Las masivas violaciones de los derechos humanos, por el ejército de Hitler, que, como fue demostrado fehacientemente, consideraba a los adversarios como pueblos de segunda o tercera categoría, ya con anterioridad a las acciones militares. De ahí, los crímenes brutales cometidos contra la población, contra los prisioneros de guerra, contra hombres, mujeres y jóvenes de la población civil. Hay todavía hoy no pocos intentos de echar las responsabilidades de tanto horror y tanta muerte al psicópata Hitler, cuando en realidad el programa de Hitler se había convertido muchos años antes ya en un factor de política y conducción de guerra prácticas, porque contemplaba la expansión del dominio y la conquista del este.

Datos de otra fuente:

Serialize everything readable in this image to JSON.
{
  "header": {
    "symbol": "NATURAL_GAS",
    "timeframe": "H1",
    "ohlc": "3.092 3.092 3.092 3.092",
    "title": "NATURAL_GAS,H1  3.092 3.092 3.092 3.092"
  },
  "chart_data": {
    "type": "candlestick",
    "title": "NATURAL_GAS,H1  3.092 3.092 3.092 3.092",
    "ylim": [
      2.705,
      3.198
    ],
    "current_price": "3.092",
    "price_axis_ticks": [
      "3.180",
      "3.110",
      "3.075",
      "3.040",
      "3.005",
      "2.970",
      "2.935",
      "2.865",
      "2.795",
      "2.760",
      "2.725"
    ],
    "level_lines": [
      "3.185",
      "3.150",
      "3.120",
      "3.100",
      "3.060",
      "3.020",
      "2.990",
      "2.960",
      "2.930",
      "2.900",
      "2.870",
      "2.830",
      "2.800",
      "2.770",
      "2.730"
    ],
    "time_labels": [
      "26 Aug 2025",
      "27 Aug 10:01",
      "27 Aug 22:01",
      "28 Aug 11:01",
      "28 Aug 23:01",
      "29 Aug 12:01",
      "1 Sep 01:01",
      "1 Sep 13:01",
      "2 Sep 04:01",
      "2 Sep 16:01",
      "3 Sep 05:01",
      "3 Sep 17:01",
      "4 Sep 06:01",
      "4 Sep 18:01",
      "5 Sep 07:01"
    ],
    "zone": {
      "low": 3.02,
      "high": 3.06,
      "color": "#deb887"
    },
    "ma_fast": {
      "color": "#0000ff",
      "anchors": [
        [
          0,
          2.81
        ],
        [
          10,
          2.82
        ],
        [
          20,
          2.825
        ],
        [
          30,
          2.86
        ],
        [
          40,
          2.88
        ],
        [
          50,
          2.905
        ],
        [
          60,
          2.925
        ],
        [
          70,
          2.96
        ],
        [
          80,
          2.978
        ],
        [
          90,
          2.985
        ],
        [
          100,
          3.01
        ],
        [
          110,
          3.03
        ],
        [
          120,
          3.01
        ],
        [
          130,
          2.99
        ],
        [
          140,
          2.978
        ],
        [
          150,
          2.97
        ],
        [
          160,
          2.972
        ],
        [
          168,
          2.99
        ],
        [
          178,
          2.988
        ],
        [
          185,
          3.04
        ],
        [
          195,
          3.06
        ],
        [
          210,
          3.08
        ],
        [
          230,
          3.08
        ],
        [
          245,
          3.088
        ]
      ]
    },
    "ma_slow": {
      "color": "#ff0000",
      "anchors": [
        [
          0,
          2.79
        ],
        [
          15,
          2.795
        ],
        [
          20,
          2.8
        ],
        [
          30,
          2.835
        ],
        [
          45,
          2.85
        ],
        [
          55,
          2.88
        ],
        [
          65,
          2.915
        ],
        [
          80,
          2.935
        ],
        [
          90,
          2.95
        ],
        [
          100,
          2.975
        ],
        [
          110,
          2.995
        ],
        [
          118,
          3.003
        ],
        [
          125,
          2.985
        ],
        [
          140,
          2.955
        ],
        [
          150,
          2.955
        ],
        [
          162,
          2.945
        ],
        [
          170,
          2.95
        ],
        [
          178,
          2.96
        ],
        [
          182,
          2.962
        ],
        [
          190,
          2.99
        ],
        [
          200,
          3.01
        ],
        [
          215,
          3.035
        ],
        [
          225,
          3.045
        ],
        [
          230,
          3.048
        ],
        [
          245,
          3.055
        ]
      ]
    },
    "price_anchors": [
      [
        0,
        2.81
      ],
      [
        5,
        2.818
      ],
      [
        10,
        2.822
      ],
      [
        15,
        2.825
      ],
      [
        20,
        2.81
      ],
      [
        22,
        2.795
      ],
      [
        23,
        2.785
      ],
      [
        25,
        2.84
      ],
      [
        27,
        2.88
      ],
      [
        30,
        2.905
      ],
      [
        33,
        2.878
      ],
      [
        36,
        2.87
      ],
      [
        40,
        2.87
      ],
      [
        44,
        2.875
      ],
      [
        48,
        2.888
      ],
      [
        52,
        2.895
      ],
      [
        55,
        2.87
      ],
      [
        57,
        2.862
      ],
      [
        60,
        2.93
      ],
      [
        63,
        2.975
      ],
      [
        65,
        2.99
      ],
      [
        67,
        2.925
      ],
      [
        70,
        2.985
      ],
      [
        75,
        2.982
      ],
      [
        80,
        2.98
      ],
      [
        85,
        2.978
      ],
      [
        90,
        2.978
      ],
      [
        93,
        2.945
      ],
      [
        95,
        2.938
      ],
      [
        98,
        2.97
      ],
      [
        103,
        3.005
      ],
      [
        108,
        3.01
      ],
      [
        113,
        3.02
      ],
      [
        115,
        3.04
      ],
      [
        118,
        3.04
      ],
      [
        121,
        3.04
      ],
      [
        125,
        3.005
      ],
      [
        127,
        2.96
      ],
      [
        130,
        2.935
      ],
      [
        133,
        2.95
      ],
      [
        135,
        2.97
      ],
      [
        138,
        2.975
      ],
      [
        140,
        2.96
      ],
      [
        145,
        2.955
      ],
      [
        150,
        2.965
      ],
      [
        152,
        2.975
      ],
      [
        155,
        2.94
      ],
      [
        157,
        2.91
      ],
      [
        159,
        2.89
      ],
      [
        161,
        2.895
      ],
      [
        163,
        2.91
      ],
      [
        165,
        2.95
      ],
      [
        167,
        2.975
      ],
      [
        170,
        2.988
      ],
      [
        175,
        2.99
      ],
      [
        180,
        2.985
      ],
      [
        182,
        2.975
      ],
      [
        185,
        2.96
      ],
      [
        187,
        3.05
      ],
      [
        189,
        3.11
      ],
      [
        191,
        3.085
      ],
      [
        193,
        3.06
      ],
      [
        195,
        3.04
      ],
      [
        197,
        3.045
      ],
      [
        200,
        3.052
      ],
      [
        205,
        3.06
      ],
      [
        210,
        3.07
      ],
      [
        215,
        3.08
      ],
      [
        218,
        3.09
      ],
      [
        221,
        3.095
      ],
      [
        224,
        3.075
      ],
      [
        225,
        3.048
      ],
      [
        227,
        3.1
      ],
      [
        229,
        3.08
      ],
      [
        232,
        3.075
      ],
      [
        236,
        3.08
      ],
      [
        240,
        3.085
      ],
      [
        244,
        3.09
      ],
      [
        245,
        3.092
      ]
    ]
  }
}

El derecho del más fuerte, la imagen del enemigo bolchevique o judío formaba parte de la ideología de las capas dominantes, tanto militares como civiles. Hubo órdenes e instrucciones del comando superior de la Wehrmacht para la lucha contra el Estado bolchevique-judío, acompañados de la anulación de la jurisdicción militar en casos de que oficiales o soldados hubieran actuado contra civiles, leáse ejecuciones, ahorcamientos, o hubieran arrasado pueblos, prendiendo fuego a casas e instalaciones.

Los generales de Hitler divulgaron apenas finalizada la guerra, la leyenda de la Wehrmacht «limpia», que se vio obligada a actuar ante la aplanadora bolchevique, que «determinó la necesidad de esta guerra», al decir del general Alfredo Jodl. Una variante distinta de la del «coloso con pies de barro» para tratar de justificar lo injustificable.